Task
Conversational diagnosis prediction aims to infer a patient’s likely condition during clinical conversations and make early yet reliable diagnostic decisions for time-critical care. Unlike traditional EHR-based diagnosis prediction, this task requires reasoning over incomplete streaming conversational evidence, updating predictions turn by turn, and deciding when to commit versus defer.
Model Limitation
As shown in Figure 1, off-the-shelf zero-shot LLMs, although a plausible choice as conversational diagnostic agents, often fail to produce reliable, stable predictions in dynamic, turn-by-turn conversational settings.

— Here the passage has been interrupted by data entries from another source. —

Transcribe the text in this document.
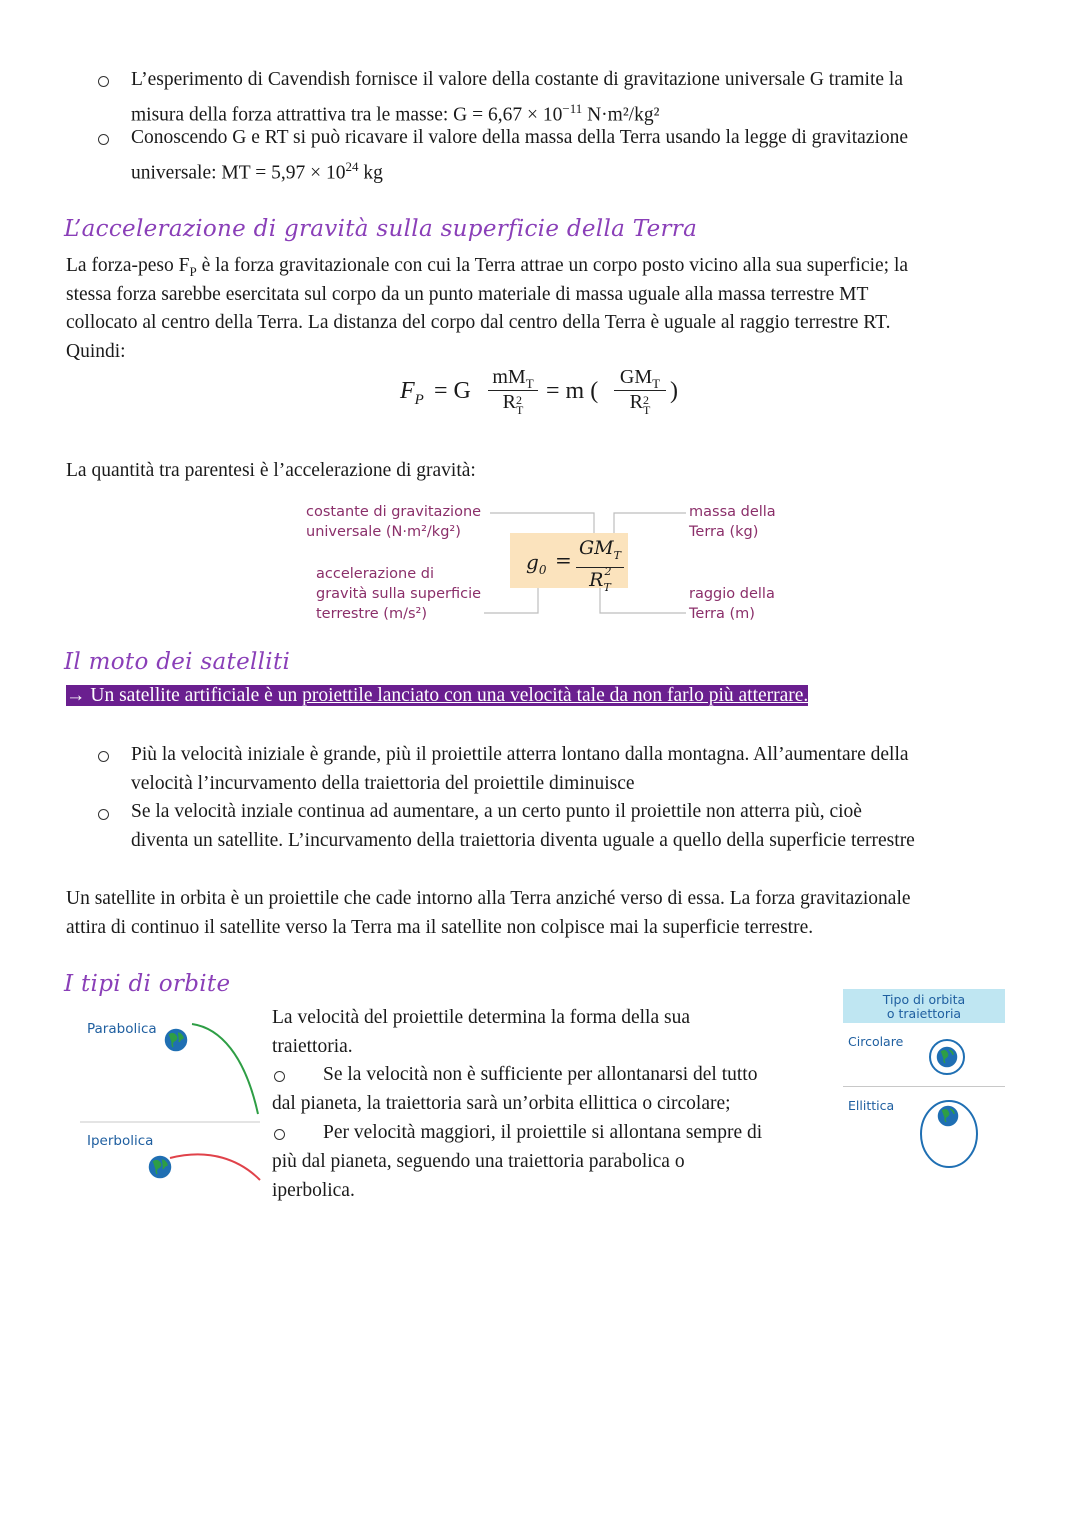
L’esperimento di Cavendish fornisce il valore della costante di gravitazione universale G tramite la
misura della forza attrattiva tra le masse: $G = 6,67 \times 10^{-11}$ N·m²/kg²
Conoscendo G e RT si può ricavare il valore della massa della Terra usando la legge di gravitazione
universale: MT = $5,97 \times 10^{24}$ kg
L’accelerazione di gravità sulla superficie della Terra
La forza-peso $F_P$ è la forza gravitazionale con cui la Terra attrae un corpo posto vicino alla sua superficie; la
stessa forza sarebbe esercitata sul corpo da un punto materiale di massa uguale alla massa terrestre MT
collocato al centro della Terra. La distanza del corpo dal centro della Terra è uguale al raggio terrestre RT.
Quindi:
$F_P = G$
$mM_T$
R 2
$_T$
= m (
$GM_T$
R 2
$_T$
)
La quantità tra parentesi è l’accelerazione di gravità:
costante di gravitazione
universale (N·m²/kg²)
accelerazione di
gravità sulla superficie
terrestre (m/s²)
massa della
Terra (kg)
raggio della
Terra (m)
$g_0 = GM_T$
R 2
$_T$
Il moto dei satelliti
→ Un satellite artificiale è un proiettile lanciato con una velocità tale da non farlo più atterrare.
Più la velocità iniziale è grande, più il proiettile atterra lontano dalla montagna. All’aumentare della
velocità l’incurvamento della traiettoria del proiettile diminuisce
Se la velocità inziale continua ad aumentare, a un certo punto il proiettile non atterra più, cioè
diventa un satellite. L’incurvamento della traiettoria diventa uguale a quello della superficie terrestre
Un satellite in orbita è un proiettile che cade intorno alla Terra anziché verso di essa. La forza gravitazionale
attira di continuo il satellite verso la Terra ma il satellite non colpisce mai la superficie terrestre.
I tipi di orbite
Parabolica
Iperbolica
La velocità del proiettile determina la forma della sua
traiettoria.
Se la velocità non è sufficiente per allontanarsi del tutto
dal pianeta, la traiettoria sarà un’orbita ellittica o circolare;
Per velocità maggiori, il proiettile si allontana sempre di
più dal pianeta, seguendo una traiettoria parabolica o
iperbolica.
Tipo di orbita
o traiettoria
Circolare
Ellittica
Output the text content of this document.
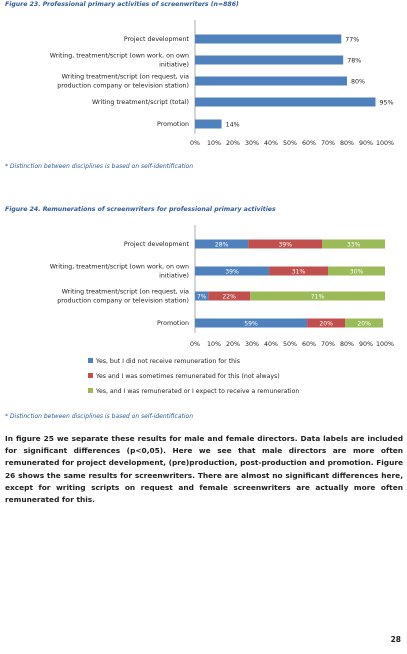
Figure 23. Professional primary activities of screenwriters (n=886)
0% 10% 20% 30% 40% 50% 60% 70% 80% 90% 100%
Project development
Writing, treatment/script (own work, on own
initiative)
Writing treatment/script (on request, via
production company or television station)
Writing treatment/script (total)
Promotion
77%
78%
80%
95%
14%
* Distinction between disciplines is based on self-identification
Figure 24. Remunerations of screenwriters for professional primary activities
0% 10% 20% 30% 40% 50% 60% 70% 80% 90% 100%
Project development
Writing, treatment/script (own work, on own
initiative)
Writing treatment/script (on request, via
production company or television station)
Promotion
28%	39%	33%
39%	31%	30%
7%	22%	71%
59%	20%	20%
Yes, but I did not receive remuneration for this
Yes and I was sometimes remunerated for this (not always)
Yes, and I was remunerated or I expect to receive a remuneration
* Distinction between disciplines is based on self-identification
In figure 25 we separate these results for male and female directors. Data labels are included for significant differences (p<0,05). Here we see that male directors are more often remunerated for project development, (pre)production, post-production and promotion. Figure 26 shows the same results for screenwriters. There are almost no significant differences here, except for writing scripts on request and female screenwriters are actually more often remunerated for this.
28
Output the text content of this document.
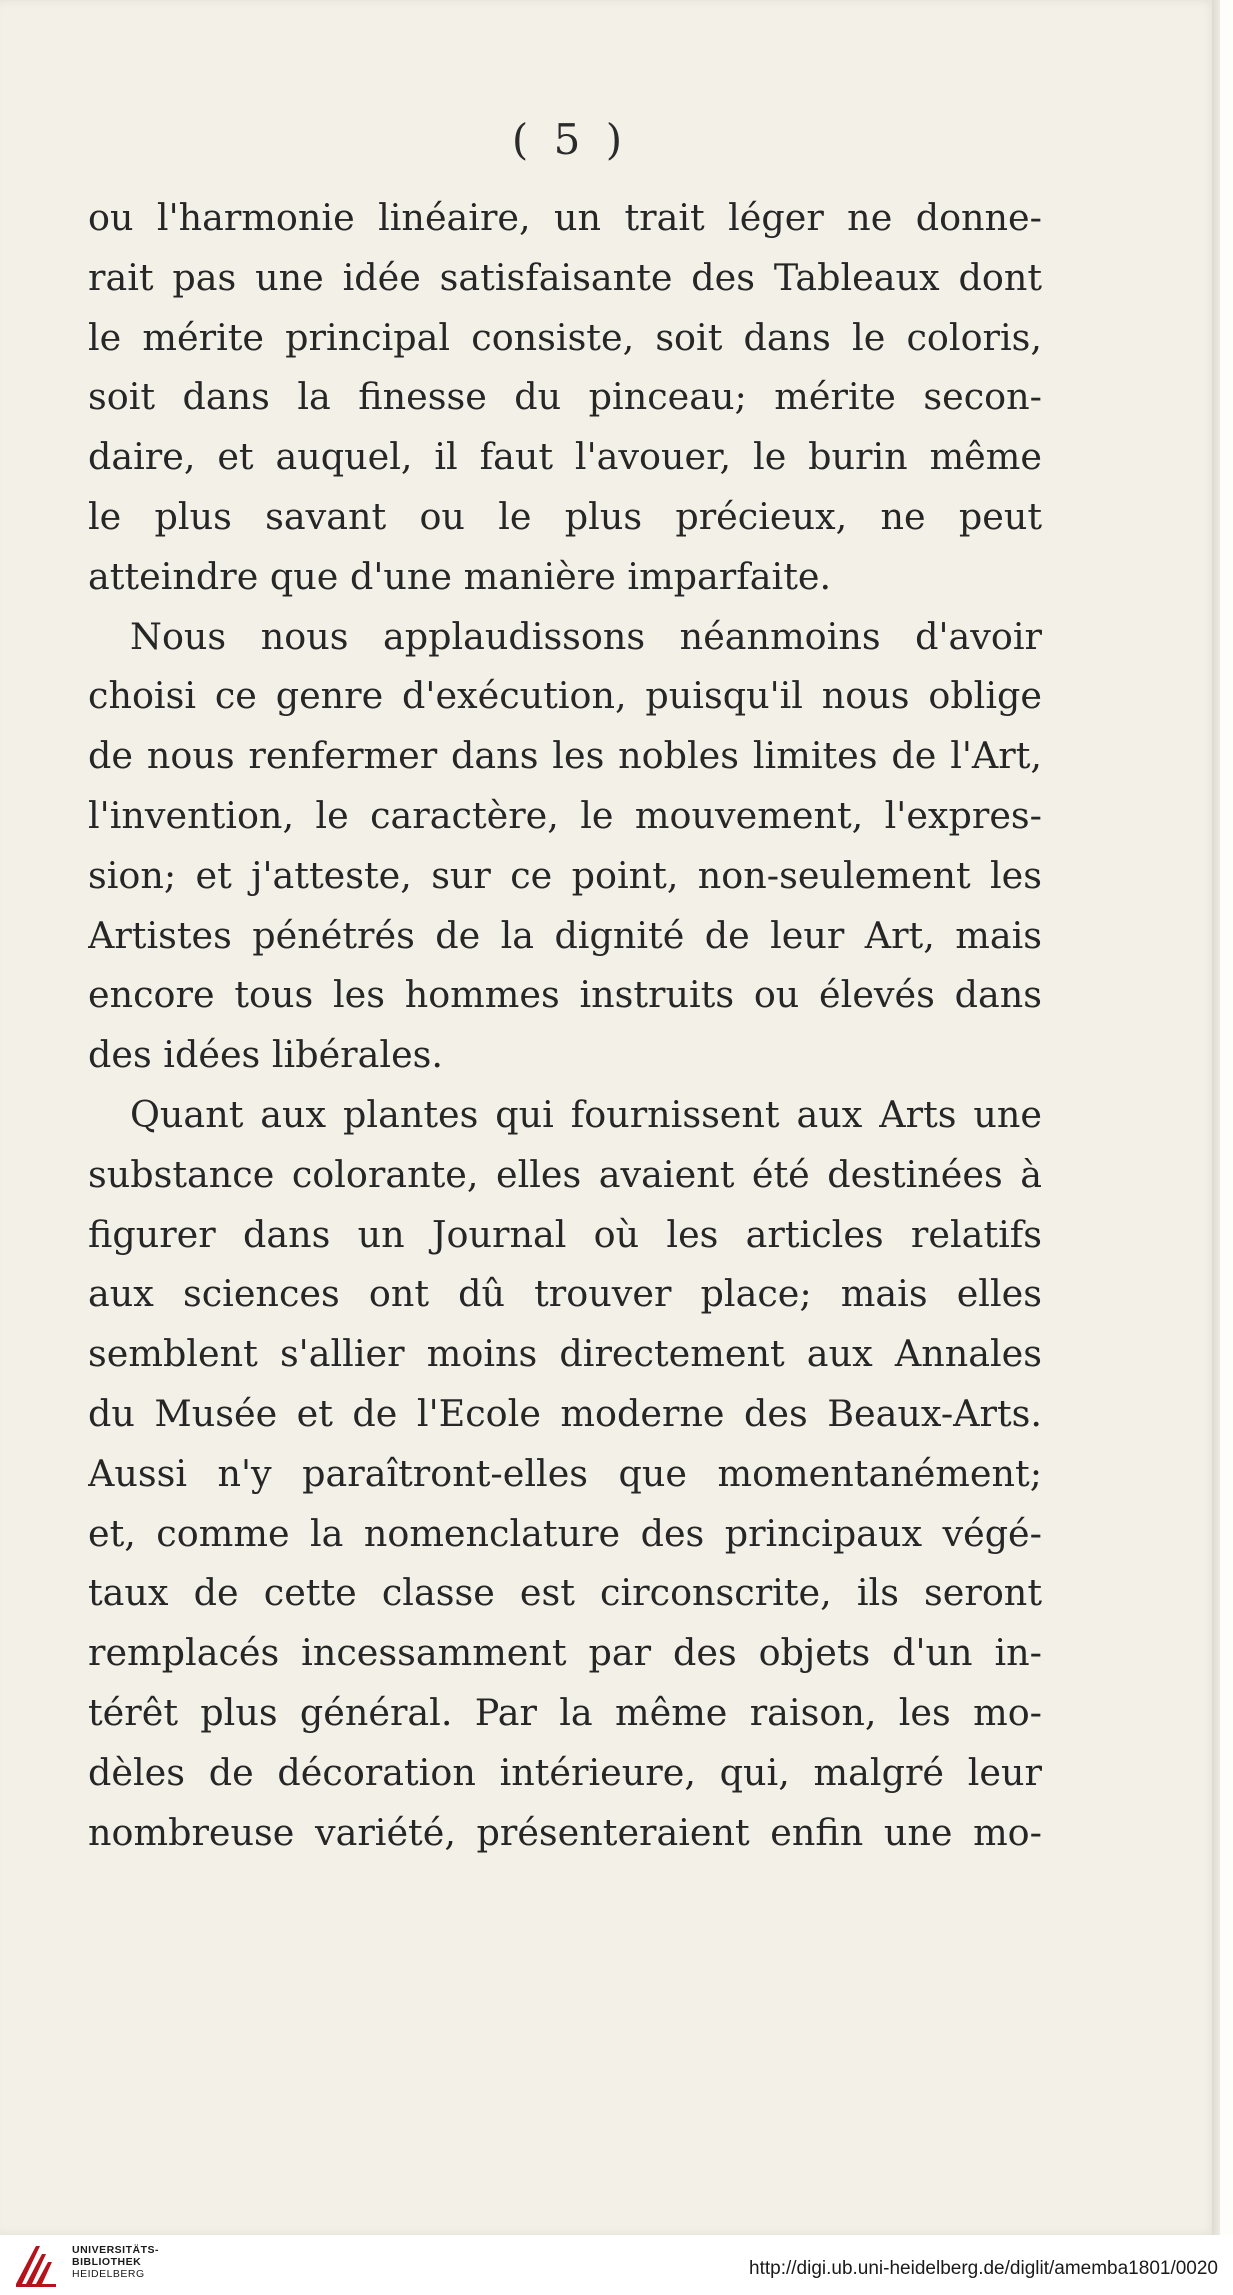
( 5 )
ou l'harmonie linéaire, un trait léger ne donne-
rait pas une idée satisfaisante des Tableaux dont
le mérite principal consiste, soit dans le coloris,
soit dans la finesse du pinceau; mérite secon-
daire, et auquel, il faut l'avouer, le burin même
le plus savant ou le plus précieux, ne peut
atteindre que d'une manière imparfaite.
Nous nous applaudissons néanmoins d'avoir
choisi ce genre d'exécution, puisqu'il nous oblige
de nous renfermer dans les nobles limites de l'Art,
l'invention, le caractère, le mouvement, l'expres-
sion; et j'atteste, sur ce point, non-seulement les
Artistes pénétrés de la dignité de leur Art, mais
encore tous les hommes instruits ou élevés dans
des idées libérales.
Quant aux plantes qui fournissent aux Arts une
substance colorante, elles avaient été destinées à
figurer dans un Journal où les articles relatifs
aux sciences ont dû trouver place; mais elles
semblent s'allier moins directement aux Annales
du Musée et de l'Ecole moderne des Beaux-Arts.
Aussi n'y paraîtront-elles que momentanément;
et, comme la nomenclature des principaux végé-
taux de cette classe est circonscrite, ils seront
remplacés incessamment par des objets d'un in-
térêt plus général. Par la même raison, les mo-
dèles de décoration intérieure, qui, malgré leur
nombreuse variété, présenteraient enfin une mo-
UNIVERSITÄTS-
BIBLIOTHEK
HEIDELBERG	http://digi.ub.uni-heidelberg.de/diglit/amemba1801/0020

In particular, they (i) make incorrect, early, highly confident guesses when evidence is still sparse, and (ii) exhibit high prediction volatility, frequently switching their outputs as new information arrives instead of converging to a consistent diagnosis.
Data Limitation
Existing medical dialogue resources remain limited for this setting. As shown in Table 1, many online doctor–patient dialogue datasets are asynchronous and dyadic, making them less suitable for modeling real-time operational medical workflows. EHR-grounded human role-play datasets improve case realism, but they still typically assume only two speakers and often do not provide task-aligned diagnosis annotations. Synthetic medical dialogue datasets generated by rules or large language models are scalable, but they often overlook realistic topic flow, multi-party coordination, and the rich structured annotations needed for downstream tasks such as conversational diagnosis prediction.
Contributions
-
We propose a scalable, EHR-grounded, multi-agent pipeline for synthetic multi-party dialogue generation, ensuring realism and factuality via independent rule-based concept and topic-flow checkers and an iterative critique-and-refine loop.
-
We introduce EMSDialog, an EMS-specific synthetic dataset of 4,414 realistic multi-party conversations, generated based on a real-world ePCR dataset and annotated with 43 diagnoses, turn-level speaker roles, and topics. Human expert and LLM-based evaluations show strong quality at both the utterance level (realism, safety, role accuracy, groundedness) and the conversation level (logical flow, factuality, diversity). Datasets and code will be publicly released upon publication.
-
We demonstrate the downstream utility of EMSDialog by training models of different sizes for conversational diagnosis prediction and evaluating them on real-world EMS conversations. Experiments show that EMSDialog-augmented training improves prediction accuracy, timeliness, and stability, and that combining synthetic with real data yields the strongest overall performance.